Il governo apre il mercato ai marchi internazionali. E il Paese incrocia le braccia
Ilaria Maria Sala
Il governo indiano riprova ad aprire il mercato interno della grande distribuzione a marchi stranieri, ed è subito sciopero generale. Cortei, treni bloccati, traffico in tilt, scuole chiuse, manifestazioni (anche se con poca gente a New Delhi). I maggiori centri urbani, in prevalenza quelli a forte presenza di nazionalisti indù o roccaforti della sinistra, dall'Uttar Pradesh, al Bihar, fino al Gujarat, sono rimasti paralizzati.
Caos a Bangalore e Chennai. I sindacati parlano di 50 milioni di persone ad aver partecipato allo sciopero. Commercianti in primis, terrorizzati dall'ingresso sul terreno indiano di colossi internazionali come Wal Mart e Carrefour che a loro dire spazzerebbero via la concorrenza decretando l'estinzione dei piccoli negozi e la crisi dei campioni nazionali della distribuzione abituati finora a un generoso protezionismo.
Cavalcando il malcontento, il Bharatiya Janata Party, Bjp (il maggior partito d'opposizione, conservatore e nazionalista indù), si è opposto all'allentamento delle restrizioni per le aziende straniere voluto dal Partito del Congresso e ha approvato lo sciopero. Insieme al pacchetto di riforme economiche varato dal primo ministro Manmohan Singh, gli scioperanti contestano la proposta di aumento del 14% del costo del diesel e del gas domestico dovuto alla diminuzione dei sussidi, già avanzata e ritirata qualche mese fa, dopo l'opposizione popolare che aveva rischiato di indebolire la coalizione governativa.

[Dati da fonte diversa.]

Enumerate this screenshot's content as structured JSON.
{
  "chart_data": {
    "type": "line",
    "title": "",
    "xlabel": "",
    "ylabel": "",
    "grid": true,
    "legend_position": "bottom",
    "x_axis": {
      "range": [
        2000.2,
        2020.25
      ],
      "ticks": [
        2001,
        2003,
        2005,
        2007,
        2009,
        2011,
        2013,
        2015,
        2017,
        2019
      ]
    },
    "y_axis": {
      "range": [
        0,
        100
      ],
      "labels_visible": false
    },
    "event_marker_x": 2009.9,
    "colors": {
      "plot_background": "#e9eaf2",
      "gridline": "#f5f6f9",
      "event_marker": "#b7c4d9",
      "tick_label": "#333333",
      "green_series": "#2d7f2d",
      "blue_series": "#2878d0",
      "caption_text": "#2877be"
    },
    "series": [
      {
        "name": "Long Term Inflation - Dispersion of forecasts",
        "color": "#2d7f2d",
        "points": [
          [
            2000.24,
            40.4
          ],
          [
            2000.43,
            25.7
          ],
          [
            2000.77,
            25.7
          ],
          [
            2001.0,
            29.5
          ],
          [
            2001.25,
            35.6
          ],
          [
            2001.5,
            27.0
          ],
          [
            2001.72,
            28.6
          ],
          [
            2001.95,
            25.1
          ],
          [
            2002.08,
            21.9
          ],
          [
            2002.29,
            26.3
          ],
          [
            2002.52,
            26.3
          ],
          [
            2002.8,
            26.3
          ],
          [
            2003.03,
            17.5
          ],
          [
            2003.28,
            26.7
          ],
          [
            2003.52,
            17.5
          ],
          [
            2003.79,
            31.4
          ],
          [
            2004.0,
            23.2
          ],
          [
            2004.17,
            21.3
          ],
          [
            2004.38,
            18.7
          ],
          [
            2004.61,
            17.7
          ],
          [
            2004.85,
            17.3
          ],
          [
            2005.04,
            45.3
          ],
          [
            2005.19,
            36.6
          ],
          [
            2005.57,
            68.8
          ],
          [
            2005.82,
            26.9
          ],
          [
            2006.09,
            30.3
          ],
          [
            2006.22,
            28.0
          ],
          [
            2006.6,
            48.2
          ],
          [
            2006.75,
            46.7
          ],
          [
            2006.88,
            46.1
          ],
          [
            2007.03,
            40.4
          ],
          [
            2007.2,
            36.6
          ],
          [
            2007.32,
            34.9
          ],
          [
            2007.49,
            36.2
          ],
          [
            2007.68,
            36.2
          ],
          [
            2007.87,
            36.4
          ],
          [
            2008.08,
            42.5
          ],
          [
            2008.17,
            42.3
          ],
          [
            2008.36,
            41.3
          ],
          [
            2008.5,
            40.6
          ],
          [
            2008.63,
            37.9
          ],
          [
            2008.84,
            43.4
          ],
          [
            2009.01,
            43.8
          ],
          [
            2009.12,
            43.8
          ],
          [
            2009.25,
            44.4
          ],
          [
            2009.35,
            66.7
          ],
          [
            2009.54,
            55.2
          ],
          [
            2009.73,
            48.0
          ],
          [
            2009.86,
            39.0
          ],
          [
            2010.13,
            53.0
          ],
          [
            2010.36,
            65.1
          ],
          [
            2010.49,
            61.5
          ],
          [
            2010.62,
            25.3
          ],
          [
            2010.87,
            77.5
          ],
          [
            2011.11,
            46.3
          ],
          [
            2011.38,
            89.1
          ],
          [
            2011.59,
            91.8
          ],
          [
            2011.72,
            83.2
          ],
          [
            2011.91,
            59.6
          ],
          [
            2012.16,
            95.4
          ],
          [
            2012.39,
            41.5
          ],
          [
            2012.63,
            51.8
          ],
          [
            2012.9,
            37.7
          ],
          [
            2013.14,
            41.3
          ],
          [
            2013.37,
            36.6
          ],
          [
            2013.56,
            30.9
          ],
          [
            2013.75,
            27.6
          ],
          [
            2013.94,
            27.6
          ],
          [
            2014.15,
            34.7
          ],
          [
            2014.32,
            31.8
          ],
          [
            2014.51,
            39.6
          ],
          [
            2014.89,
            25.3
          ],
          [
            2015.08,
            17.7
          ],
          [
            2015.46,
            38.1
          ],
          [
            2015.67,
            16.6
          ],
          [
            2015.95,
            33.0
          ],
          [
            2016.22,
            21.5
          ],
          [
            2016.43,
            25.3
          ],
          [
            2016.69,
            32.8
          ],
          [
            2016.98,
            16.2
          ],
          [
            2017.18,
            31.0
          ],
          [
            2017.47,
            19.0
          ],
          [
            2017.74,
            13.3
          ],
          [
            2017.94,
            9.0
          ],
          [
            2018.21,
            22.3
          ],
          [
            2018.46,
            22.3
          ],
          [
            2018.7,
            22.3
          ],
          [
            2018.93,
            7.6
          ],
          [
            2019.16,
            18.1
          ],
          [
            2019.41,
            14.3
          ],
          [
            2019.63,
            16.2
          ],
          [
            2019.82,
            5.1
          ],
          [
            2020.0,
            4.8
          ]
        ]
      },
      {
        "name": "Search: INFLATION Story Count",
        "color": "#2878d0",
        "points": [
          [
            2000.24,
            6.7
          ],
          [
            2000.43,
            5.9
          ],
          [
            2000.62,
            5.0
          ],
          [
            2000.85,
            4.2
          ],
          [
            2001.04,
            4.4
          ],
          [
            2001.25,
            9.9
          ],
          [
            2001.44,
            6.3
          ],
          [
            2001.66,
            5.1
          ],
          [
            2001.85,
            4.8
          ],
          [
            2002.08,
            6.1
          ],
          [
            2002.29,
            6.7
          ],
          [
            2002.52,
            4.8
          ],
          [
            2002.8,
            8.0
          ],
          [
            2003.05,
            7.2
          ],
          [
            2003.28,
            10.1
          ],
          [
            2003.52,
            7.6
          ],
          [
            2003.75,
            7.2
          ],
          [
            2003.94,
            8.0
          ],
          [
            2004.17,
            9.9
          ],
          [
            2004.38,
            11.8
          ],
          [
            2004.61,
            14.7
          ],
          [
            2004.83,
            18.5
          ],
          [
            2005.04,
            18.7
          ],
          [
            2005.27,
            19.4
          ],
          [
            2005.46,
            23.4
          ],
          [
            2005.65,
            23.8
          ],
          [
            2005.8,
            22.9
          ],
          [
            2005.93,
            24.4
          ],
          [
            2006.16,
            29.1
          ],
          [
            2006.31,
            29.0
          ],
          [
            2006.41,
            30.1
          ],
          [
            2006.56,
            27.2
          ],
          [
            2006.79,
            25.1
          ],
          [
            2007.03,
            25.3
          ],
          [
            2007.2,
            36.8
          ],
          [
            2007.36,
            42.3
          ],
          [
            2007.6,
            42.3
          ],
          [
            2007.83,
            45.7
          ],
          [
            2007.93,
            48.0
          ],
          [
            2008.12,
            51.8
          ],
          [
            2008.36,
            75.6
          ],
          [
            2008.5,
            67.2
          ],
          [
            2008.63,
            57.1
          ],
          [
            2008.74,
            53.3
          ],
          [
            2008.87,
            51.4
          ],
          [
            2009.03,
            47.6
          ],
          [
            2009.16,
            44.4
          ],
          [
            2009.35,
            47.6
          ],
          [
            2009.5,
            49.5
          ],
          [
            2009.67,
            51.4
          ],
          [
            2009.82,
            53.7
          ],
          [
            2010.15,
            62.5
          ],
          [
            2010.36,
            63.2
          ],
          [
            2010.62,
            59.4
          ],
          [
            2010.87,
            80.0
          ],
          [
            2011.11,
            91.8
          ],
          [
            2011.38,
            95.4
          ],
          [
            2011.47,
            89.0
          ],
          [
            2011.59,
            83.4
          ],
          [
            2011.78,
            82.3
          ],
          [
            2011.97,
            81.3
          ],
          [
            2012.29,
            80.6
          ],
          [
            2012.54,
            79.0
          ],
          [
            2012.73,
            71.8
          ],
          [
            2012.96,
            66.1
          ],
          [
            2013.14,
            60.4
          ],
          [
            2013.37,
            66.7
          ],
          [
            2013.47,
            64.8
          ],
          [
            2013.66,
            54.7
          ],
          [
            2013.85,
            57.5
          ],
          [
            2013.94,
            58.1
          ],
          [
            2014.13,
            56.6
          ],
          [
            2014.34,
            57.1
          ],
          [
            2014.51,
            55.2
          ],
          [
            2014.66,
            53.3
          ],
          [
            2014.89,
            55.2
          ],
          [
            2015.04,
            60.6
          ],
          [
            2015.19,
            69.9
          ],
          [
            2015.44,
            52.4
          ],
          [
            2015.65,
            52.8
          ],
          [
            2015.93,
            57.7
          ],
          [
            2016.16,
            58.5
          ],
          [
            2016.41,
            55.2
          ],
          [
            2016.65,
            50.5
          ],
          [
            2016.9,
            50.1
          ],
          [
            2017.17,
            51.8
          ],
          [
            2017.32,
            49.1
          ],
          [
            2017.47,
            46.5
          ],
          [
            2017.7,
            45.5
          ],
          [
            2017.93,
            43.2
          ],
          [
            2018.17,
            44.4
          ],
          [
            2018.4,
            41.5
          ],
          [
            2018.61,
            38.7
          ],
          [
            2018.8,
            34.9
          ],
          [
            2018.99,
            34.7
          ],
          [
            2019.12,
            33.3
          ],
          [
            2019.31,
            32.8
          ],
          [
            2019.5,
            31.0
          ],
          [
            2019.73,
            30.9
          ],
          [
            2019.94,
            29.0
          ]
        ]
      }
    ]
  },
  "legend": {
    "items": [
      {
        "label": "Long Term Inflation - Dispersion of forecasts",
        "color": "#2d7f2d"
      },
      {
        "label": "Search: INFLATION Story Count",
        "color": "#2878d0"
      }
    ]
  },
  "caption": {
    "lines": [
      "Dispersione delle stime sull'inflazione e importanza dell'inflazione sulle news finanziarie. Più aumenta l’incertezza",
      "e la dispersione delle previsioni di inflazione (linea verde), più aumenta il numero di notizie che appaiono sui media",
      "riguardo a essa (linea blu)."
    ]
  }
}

Singh, che da ministro delle Finanze negli Anni Novanta aveva dato il via alle riforme economiche, da quando ha preso le redini del governo è accusato di immobilismo e pusillanimità. E man mano che i problemi interni si uniscono a quelli globali, e che la crescita indiana è semi-bloccata, il crescente senso di crisi ha spinto il governo a varare le riforme. Annunciate venerdì dal nuovo ministro delle Finanze, Palaniappan Chidambaram, il pacchetto di misure per la crescita autorizza fino al 51% di partecipazione straniera nei supermercati e nella distribuzione, per quanto la decisione ultima sia lasciata ad ogni singolo Stato. Ciò significa che per il momento solo gli Stati dove il Partito del Congresso è maggioritario metteranno in atto quanto stabilito - con l'eccezione del Kerala, nel Sud, che cita la forza delle organizzazioni sindacali come ostacolo insormontabile. Saranno così i partner stranieri stessi a dover negoziare con le autorità locali le condizioni del loro ingresso nel Paese.
Gli oppositori sostengono che a perdere saranno i piccoli spacci di alimentari e beni di uso quotidiano a gestione familiare, mentre chi caldeggia l'innovazione cita le carenti infrastrutture indiane, che potrebbero essere modernizzate grazie all'intervento di capitali stranieri, e il desiderio della classe media di avere accesso a veri supermercati.
Fra le altre riforme annunciate, la possibilità per le compagnie aeree internazionali di acquistare quote fino al 49% nelle compagnie indiane (alcune in serie difficoltà economiche) e l'autorizzazione per gli investitori stranieri di ottenere fino al 74% nei gruppi radiotelevisivi, e la parziale privatizzazione di quattro colossi delle materie prime (Oil India, National Alluminium Hindustan Copper e Mmtc, gruppo di trading). Il settore industriale esulta per la ventata di aria fresca, mentre gli scioperanti promettono opposizione ad oltranza - e il Bjp spera di portare il Paese ad elezioni anticipate - per quanto il blocco totale che si erano auspicati giovedì abbia avuto un successo molto relativo.